Over 7000 ft above sea level with amazing views of the Continental Divide, the hike to the First and Second Flatirons is one of the better hikes I’ve done in Colorado since I arrived in Denver three weeks ago. The 2.6-mile roundtrip hike climbs up the mountains behind Boulder, wraps around the second flatiron, and takes you right up to the base of the first flatiron. From the top, you could see the endless layers of the Rocky Mountains, the distinct features of the other flatirons, and Boulder down below. It is also a fun trail to hike through different terrains and viewpoints.
The Flatiron trail starts at the Chautauqua Trailhead in Chautauqua Park, about a mile from downtown Boulder and only a 45-minute drive from Denver. There’s a large parking lot and there’s no fee between Labor Day and Memorial Day.
From Chautauqua Trailhead, there’s a network of trails that takes you through the mountains. The hike to the first and second flatirons is a 2.6-mile roundtrip out-and-back trail with 1400 ft of elevation gain. The trailhead starts at 5710 ft and the trail ascends up to 7132 ft, so for people not acclimated to the altitude, like me, it could mean some heavy huffin’ and pufffin’.
The trail begins on a paved path and immediately starts to climb. It cuts through the open meadows, which when I went in April was covered in snow, and I could see the three flatirons in the distance. I was excited to hike towards them but honestly, it was a bit daunting to see how high up they were.
The paved path ends quickly as the trail enters the woods and the landscape changes completely. We hiked through wooded areas with occasional openings of the views below and passed by a few rivers and creeks. There are a few turns along the way and they are all very clearly marked.
There was a section we had to climb up giant boulders, but there were well established footholds, and it was safe and easy to get past it.
The last part of the hike consists of narrow switchbacks as the trail ascends up the ridge towards the first flatiron. As soon as it plateaued, we saw the perfect view of the second flatiron, which was my favorite view of the entire hike. It was an unobstructed view of the flatiron with the Colorado mountains in the back, and the layer of snow and the flurries made it even better.

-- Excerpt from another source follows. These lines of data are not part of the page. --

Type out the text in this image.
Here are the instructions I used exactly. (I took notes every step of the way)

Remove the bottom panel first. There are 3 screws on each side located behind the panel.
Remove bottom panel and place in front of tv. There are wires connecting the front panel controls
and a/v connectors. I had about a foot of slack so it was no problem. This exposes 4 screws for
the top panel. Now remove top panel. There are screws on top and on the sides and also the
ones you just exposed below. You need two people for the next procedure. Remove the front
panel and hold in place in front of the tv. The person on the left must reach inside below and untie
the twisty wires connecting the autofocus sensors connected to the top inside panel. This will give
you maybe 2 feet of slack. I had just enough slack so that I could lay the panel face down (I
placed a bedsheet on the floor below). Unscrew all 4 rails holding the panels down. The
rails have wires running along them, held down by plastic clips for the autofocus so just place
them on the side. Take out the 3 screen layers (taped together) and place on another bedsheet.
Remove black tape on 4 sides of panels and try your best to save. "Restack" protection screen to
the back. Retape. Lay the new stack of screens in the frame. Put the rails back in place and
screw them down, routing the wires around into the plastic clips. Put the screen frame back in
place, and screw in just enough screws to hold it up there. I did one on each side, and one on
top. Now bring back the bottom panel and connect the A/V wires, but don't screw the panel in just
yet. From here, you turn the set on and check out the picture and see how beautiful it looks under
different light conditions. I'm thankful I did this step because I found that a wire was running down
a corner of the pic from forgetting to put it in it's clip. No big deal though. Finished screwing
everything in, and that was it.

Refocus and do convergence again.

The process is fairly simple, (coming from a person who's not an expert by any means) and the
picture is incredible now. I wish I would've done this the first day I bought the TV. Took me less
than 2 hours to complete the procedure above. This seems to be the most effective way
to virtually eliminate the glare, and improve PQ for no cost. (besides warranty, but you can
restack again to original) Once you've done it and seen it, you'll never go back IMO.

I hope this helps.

From here, the trail wraps around and takes you to the base of the first flatiron. You could see the expansive Rocky Mountains in the distance where the mountain range blends in with the clouds. The trail ends here and you could scramble along the rocks, but we decided to turn around here since the rocks were covered in snow and the views earlier were way nicer.
I thought the hike up the first and second flatirons was really fun because of the different terrains and it also had terrific views of the mountains and of Boulder. The altitude and steep elevation gain weren’t too big of an issue for us, especially since the entire trip is less than 3 miles. I would be down to hike it again in the summer and see what the flatirons look like without snow.